Een acuut pulmonaal hart kan om twee redenen worden veroorzaakt. Ten eerste is het een embolie van de longcirculatie, waarbij de emboli meer dan de helft van de longslagaders verstoppen (bijvoorbeeld met een trombo-embolie of embolie van de kleinere cirkel). Ten tweede kan massieve trombose van kleine haarvaatjes in DIC leiden tot het optreden van dit syndroom.

Chronisch pulmonaal hart ontwikkelt zich als een resultaat van een langdurige toename van de weerstand in de longcirculatie die gepaard gaat met verschillende chronische longziekten, waaronder emfyseem en broncho-obstructieve ziekten (chronische obstructieve bronchitis, bronchiale astma, bronchopulmonale dysplasie, enz.).

Deze ziekten worden gekenmerkt, inclusief het verschijnen van pneumosclerose van verschillende ernst.
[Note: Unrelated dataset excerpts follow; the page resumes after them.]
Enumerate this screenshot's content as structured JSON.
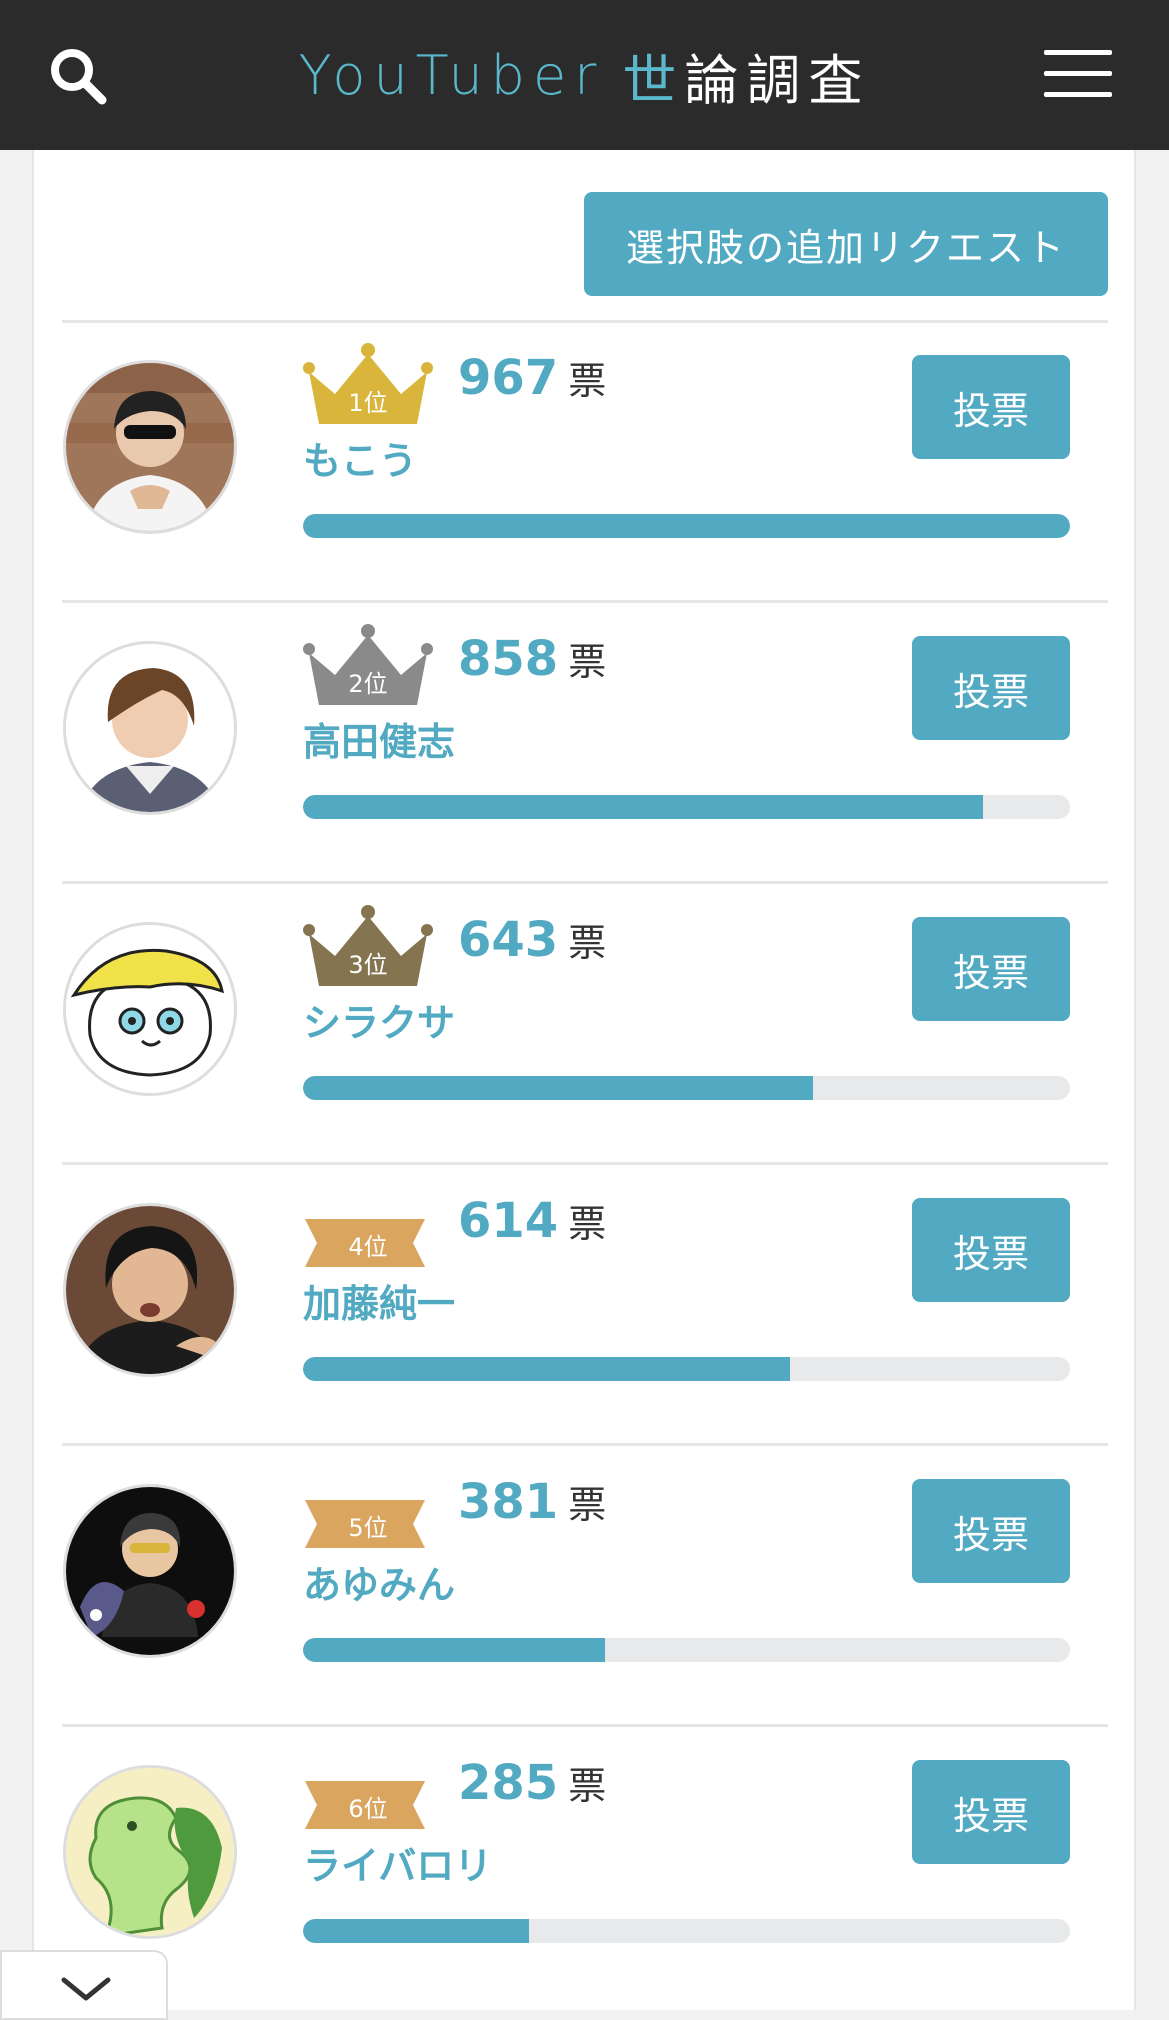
{
  "header": {
    "logo_latin": "YouTuber",
    "logo_kanji_accent": "世",
    "logo_kanji_rest": "論調査",
    "search_icon": "search-icon",
    "menu_icon": "hamburger-menu-icon"
  },
  "request_button": {
    "label": "選択肢の追加リクエスト"
  },
  "vote_unit": "票",
  "vote_button_label": "投票",
  "accent_color": "#52a9c2",
  "header_bg": "#2b2b2b",
  "candidates": [
    {
      "rank_label": "1位",
      "rank_style": "gold-crown",
      "votes": "967",
      "name": "もこう",
      "share": 1.0
    },
    {
      "rank_label": "2位",
      "rank_style": "silver-crown",
      "votes": "858",
      "name": "高田健志",
      "share": 0.887
    },
    {
      "rank_label": "3位",
      "rank_style": "bronze-crown",
      "votes": "643",
      "name": "シラクサ",
      "share": 0.665
    },
    {
      "rank_label": "4位",
      "rank_style": "ribbon",
      "votes": "614",
      "name": "加藤純一",
      "share": 0.635
    },
    {
      "rank_label": "5位",
      "rank_style": "ribbon",
      "votes": "381",
      "name": "あゆみん",
      "share": 0.394
    },
    {
      "rank_label": "6位",
      "rank_style": "ribbon",
      "votes": "285",
      "name": "ライバロリ",
      "share": 0.295
    }
  ],
  "collapse_icon": "chevron-down-icon"
}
In chronisch longhart is er een combinatie van rechts ventrikel en respiratoire faal syndromen. Tegen deze achtergrond is er een gecombineerde (circulatoire en respiratoire) hypoxie. Het pulmonale hart is niet vatbaar voor effectieve therapie. Niettemin moet de behandeling zoveel mogelijk gericht zijn op het corrigeren van de aandoeningen veroorzaakt door de onderliggende ziekte. Anders is het symptomatisch.